Prévue début mai, l'investiture officielle de Vladimir Poutine donnera le coup d'envoi de son nouveau bail de six ans à la présidence de la Russie. A l'approche de cette date, Moscou bruisse de rumeurs sur d'éventuels changements au sein du gouvernement. " Ce n'est que maintenant que j'y pense vraiment ", avait assuré le chef du Kremlin au soir de sa réélection avec 76,69 % des voix, selon les résultats définitifs annoncés vendredi 23 mars par la Commission centrale électorale. Le sort du chef du gouvernement Dmitri Medvedev est désormais scruté. Il se dit aussi que Sergueï Lavrov, ministre des affaires étrangères depuis quatorze ans, serait " fatigué ". Mais remaniement ou pas, la question demeure : un nouveau mandat pour faire quoi ?

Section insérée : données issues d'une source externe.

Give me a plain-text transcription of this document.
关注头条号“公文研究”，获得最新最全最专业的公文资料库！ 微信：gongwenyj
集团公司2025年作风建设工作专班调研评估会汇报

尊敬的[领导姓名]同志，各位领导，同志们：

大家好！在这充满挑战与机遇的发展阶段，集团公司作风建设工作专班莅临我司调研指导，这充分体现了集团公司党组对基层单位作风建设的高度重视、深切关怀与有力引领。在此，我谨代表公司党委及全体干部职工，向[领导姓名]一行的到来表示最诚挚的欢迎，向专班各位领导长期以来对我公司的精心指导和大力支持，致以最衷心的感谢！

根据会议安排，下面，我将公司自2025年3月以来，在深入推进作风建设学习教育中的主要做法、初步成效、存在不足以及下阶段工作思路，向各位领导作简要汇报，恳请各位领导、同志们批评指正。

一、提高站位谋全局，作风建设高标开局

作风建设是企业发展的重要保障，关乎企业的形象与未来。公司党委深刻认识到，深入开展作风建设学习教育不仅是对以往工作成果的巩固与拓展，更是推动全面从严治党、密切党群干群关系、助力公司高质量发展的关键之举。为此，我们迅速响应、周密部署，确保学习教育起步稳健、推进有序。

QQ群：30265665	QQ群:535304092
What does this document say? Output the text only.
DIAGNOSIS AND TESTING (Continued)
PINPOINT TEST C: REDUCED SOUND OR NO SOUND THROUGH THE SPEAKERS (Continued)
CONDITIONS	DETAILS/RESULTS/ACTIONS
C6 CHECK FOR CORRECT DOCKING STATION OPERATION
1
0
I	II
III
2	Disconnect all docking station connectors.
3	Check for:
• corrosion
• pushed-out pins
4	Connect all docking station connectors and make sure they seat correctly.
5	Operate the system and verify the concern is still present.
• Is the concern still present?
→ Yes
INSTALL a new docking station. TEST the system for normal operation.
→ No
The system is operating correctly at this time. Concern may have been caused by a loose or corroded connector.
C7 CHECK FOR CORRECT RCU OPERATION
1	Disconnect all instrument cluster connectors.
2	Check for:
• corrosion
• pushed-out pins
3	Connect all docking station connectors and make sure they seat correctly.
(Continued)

Sans aucune discussion sur son bilan après dix-huit ans au pouvoir, ni même la présentation d'un programme économique et social, la campagne présidentielle – pour laquelle a été dépensée la bagatelle de 18 milliards de roubles (257 millions d'euros) – n'a guère permis de lever le voile sur les intentions de M. Poutine. Vendredi, ce dernier a remercié ses compatriotes dans une courte allocution télévisée tout en les appelant de nouveau à l'unité
" face au défi historique auquel nous sommes confrontés ". Sans doute, le chef du Kremlin voulait-il parler de la nouvelle dégradation des relations avec l'Occident, après l'attaque chimique sur le sol britannique imputée à la Russie contre un ex-agent double et sa fille.
Mais il a plutôt choisi de mettre l'accent sur la politique intérieure en promettant
" des changements profonds " pour accroître l'efficacité de l'économie et réduire la pauvreté,
" sur la base d'une percée technologique " annoncée sans plus de précision.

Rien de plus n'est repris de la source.